Frans later joined up with another provincial junior champion, John Morris, playing as his vice. The team played in the 2001 Canadian Olympic Curling Trials, finishing with a 5-4 record. The following year, they won a provincial men's championship. At the 2002 Nokia Brier, the team lost in the final to Randy Ferbey's Alberta rink. The following year, the team lost to Ferbey once again in the Canada Cup final. Morris left Ontario following that season, and Frans joined up with Wayne Middaugh, playing as his second. The team won the 2005 provincial championship, qualifying them for the 2005 Tim Hortons Brier. It was at the 2005 Brier, that Frans was randomly selected to have his urine tested. After the Brier, it was announced that Frans had tested positive for cocaine, which Frans denies using. Nonetheless, Frans was banned from competitive curling for two years. It was the first positive drug test in curling history. At the 2005 Brier, the team finished with a 6-5 record.
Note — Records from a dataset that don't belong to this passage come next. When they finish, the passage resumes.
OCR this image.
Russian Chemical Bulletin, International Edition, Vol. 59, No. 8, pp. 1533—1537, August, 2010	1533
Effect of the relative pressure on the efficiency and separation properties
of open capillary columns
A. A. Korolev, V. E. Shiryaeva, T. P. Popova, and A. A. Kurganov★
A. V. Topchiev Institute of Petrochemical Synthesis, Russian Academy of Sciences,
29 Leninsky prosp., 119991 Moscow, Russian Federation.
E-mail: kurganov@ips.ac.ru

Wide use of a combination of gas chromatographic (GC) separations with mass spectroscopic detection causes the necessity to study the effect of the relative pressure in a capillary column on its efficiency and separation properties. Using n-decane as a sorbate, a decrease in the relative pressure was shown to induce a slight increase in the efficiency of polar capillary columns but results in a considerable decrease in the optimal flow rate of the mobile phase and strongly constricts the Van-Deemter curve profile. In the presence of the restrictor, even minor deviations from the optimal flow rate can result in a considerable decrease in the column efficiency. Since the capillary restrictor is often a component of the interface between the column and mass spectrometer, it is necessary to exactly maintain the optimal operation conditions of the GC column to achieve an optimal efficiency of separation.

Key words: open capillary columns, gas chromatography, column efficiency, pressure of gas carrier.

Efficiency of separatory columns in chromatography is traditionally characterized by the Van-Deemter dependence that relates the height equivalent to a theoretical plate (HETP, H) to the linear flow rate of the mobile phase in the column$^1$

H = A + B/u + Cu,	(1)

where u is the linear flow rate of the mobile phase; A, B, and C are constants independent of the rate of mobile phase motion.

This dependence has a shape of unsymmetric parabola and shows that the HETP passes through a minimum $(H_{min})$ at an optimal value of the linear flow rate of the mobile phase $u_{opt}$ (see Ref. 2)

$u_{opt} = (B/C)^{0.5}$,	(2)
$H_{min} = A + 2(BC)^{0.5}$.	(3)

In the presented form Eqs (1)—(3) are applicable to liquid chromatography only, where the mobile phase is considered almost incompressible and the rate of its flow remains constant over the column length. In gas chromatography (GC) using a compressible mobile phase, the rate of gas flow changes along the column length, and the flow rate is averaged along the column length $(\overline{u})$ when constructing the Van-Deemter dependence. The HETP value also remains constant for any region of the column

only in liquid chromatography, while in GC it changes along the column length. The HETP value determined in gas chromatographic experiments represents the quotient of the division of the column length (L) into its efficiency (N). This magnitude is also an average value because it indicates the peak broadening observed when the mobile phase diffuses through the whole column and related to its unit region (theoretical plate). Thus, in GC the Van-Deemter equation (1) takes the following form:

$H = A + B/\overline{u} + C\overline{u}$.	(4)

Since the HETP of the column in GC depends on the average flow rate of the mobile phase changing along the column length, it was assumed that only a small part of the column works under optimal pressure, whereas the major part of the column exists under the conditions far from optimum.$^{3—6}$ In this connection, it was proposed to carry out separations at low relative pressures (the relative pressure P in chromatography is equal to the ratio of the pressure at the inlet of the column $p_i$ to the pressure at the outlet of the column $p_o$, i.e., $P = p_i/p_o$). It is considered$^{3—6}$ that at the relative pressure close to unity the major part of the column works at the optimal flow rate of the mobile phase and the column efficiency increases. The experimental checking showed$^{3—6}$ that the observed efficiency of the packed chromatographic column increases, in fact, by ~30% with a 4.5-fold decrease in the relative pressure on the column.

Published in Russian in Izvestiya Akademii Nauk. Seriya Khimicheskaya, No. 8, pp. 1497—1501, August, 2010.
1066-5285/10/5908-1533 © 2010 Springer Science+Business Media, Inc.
Frans curled 81%, fourth among seconds.

Frans would return in 2007, skipping his own team. The 2007 John Shea Insurance Canada Cup Qualifier being one of his first major events.

In 2009, Frans qualified for the 2009 provincial championship, where he and his rink lost in the semi-final to Peter Corner. He qualified again in 2010 and finished with a 6-4 record. In 2011, he joined the Corner rink and played second.

For the 2012–13 curling season, Frans returned to skipping. He replaced Dale Matchett, who skipped the team of Ryan Werenich (son of the legendary Ed Werenich), Jeff Gorda and Shawn Kaufman since the fall of 2005. Matchett retired from competitive play.